Um Estado laico não implica uma sociedade positivista. Mesmo para um pós-teista ou um ateu a vida espiritual não deve ser um luxo ou uma ofensa. O papel da fé, antes, e da espiritualidade, agora, é tão importante como a boa nutrição. A fé implica a falta de dúvida e isso pode ser perigoso, mas a dimensão do espírito não é negligenciável, uma vez que permite quer a imaginação quer a guarda de um conjunto de valores.
As Igrejas, organizações políticas de poder que dominam códigos religiosos com base na crença que advém da fé, usaram os seus concidadãos tempo demais. Exploraram os seus medos, intrometeram-se nos seus costumes e comportamentos. Opuseram a moral, que era seu exclusivo, à ética cívica e comunitária.
As discussões como as da eutanásia, do aborto, da liberdade de género ainda sofrem com o peso dessa moral. Uma sociedade que tivesse vida espiritual e filosófica sem obrigação dogmática saberia, saberá, desenvencilhar-se dos prolegómenos da metafísica.
Mas tudo isto tem mau nome: fé, espiritualidade, filosofia. São registos que o mundo material rejeita, quer à sombra do capitalismo consumista quer na velha tendência do ópio do povo. Preconceituosa, a sociedade laica e secularista ainda não passou a adolescência da rebeldia anti-clerical e mistura tudo.
Pelo meio apareceram as Donas Brancas da exploração da crise espiritual: as IURDs deste mundo, sintomáticas e exploradoras, propagandísticas e sequestradoras, que trabalham o medo do vazio e da morte como se de um produto pop se tratasse.
Ganharíamos como comunidade em passar a enorme energia gasta antes com histórias da carochinha para uma vida onde a filosofia, a dialéctica, a esperança e a vida espiritual saudável (ateia, até) fosse promovida de baixo, sem preconceitos, sem dogmas, sem medo.

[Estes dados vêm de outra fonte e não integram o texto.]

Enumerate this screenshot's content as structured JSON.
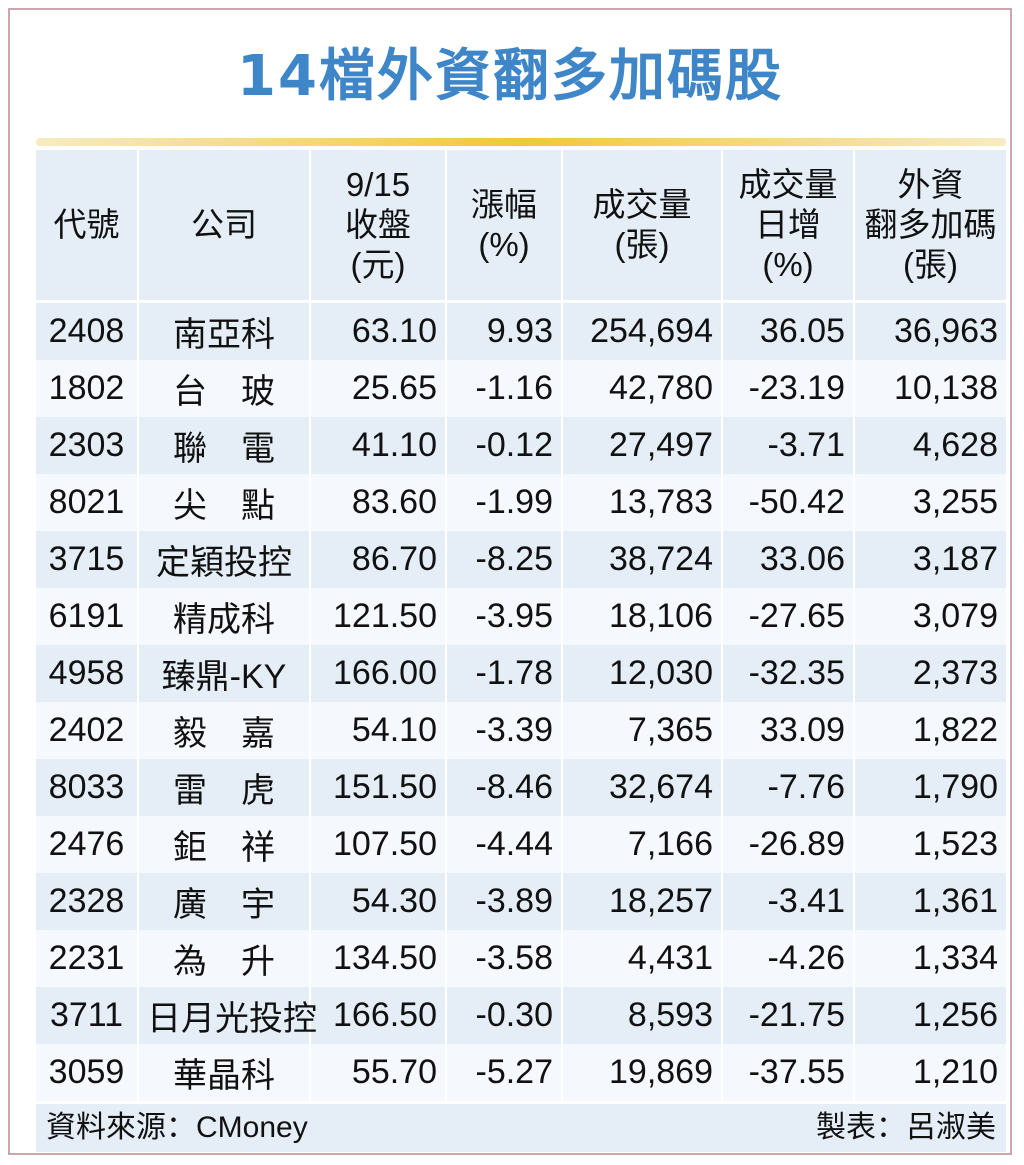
{
  "title": "14檔外資翻多加碼股",
  "table": {
    "headers": [
      [
        "代號"
      ],
      [
        "公司"
      ],
      [
        "9/15",
        "收盤",
        "(元)"
      ],
      [
        "漲幅",
        "(%)"
      ],
      [
        "成交量",
        "(張)"
      ],
      [
        "成交量",
        "日增",
        "(%)"
      ],
      [
        "外資",
        "翻多加碼",
        "(張)"
      ]
    ],
    "rows": [
      [
        "2408",
        "南亞科",
        "63.10",
        "9.93",
        "254,694",
        "36.05",
        "36,963"
      ],
      [
        "1802",
        "台　玻",
        "25.65",
        "-1.16",
        "42,780",
        "-23.19",
        "10,138"
      ],
      [
        "2303",
        "聯　電",
        "41.10",
        "-0.12",
        "27,497",
        "-3.71",
        "4,628"
      ],
      [
        "8021",
        "尖　點",
        "83.60",
        "-1.99",
        "13,783",
        "-50.42",
        "3,255"
      ],
      [
        "3715",
        "定穎投控",
        "86.70",
        "-8.25",
        "38,724",
        "33.06",
        "3,187"
      ],
      [
        "6191",
        "精成科",
        "121.50",
        "-3.95",
        "18,106",
        "-27.65",
        "3,079"
      ],
      [
        "4958",
        "臻鼎-KY",
        "166.00",
        "-1.78",
        "12,030",
        "-32.35",
        "2,373"
      ],
      [
        "2402",
        "毅　嘉",
        "54.10",
        "-3.39",
        "7,365",
        "33.09",
        "1,822"
      ],
      [
        "8033",
        "雷　虎",
        "151.50",
        "-8.46",
        "32,674",
        "-7.76",
        "1,790"
      ],
      [
        "2476",
        "鉅　祥",
        "107.50",
        "-4.44",
        "7,166",
        "-26.89",
        "1,523"
      ],
      [
        "2328",
        "廣　宇",
        "54.30",
        "-3.89",
        "18,257",
        "-3.41",
        "1,361"
      ],
      [
        "2231",
        "為　升",
        "134.50",
        "-3.58",
        "4,431",
        "-4.26",
        "1,334"
      ],
      [
        "3711",
        "日月光投控",
        "166.50",
        "-0.30",
        "8,593",
        "-21.75",
        "1,256"
      ],
      [
        "3059",
        "華晶科",
        "55.70",
        "-5.27",
        "19,869",
        "-37.55",
        "1,210"
      ]
    ]
  },
  "footer": {
    "source": "資料來源：CMoney",
    "maker": "製表：呂淑美"
  },
  "colors": {
    "title": "#3e86c8",
    "row_dark": "#e5eef7",
    "row_light": "#f5f8fc",
    "title_bar": "#f2c63c"
  }
}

Ao fazê-lo, ao olhar para a dimensão metafísica com saúde, acabaríamos com grande parte das desculpas para os dramas do mundo, porque nenhuma Síria, Israel ou Arábia Saudita poderia invocar um homem invisível para matar pessoas. Nem o venezuelano Maduro ouviria passarinhos a dizer que se agarre ao poder como lapa.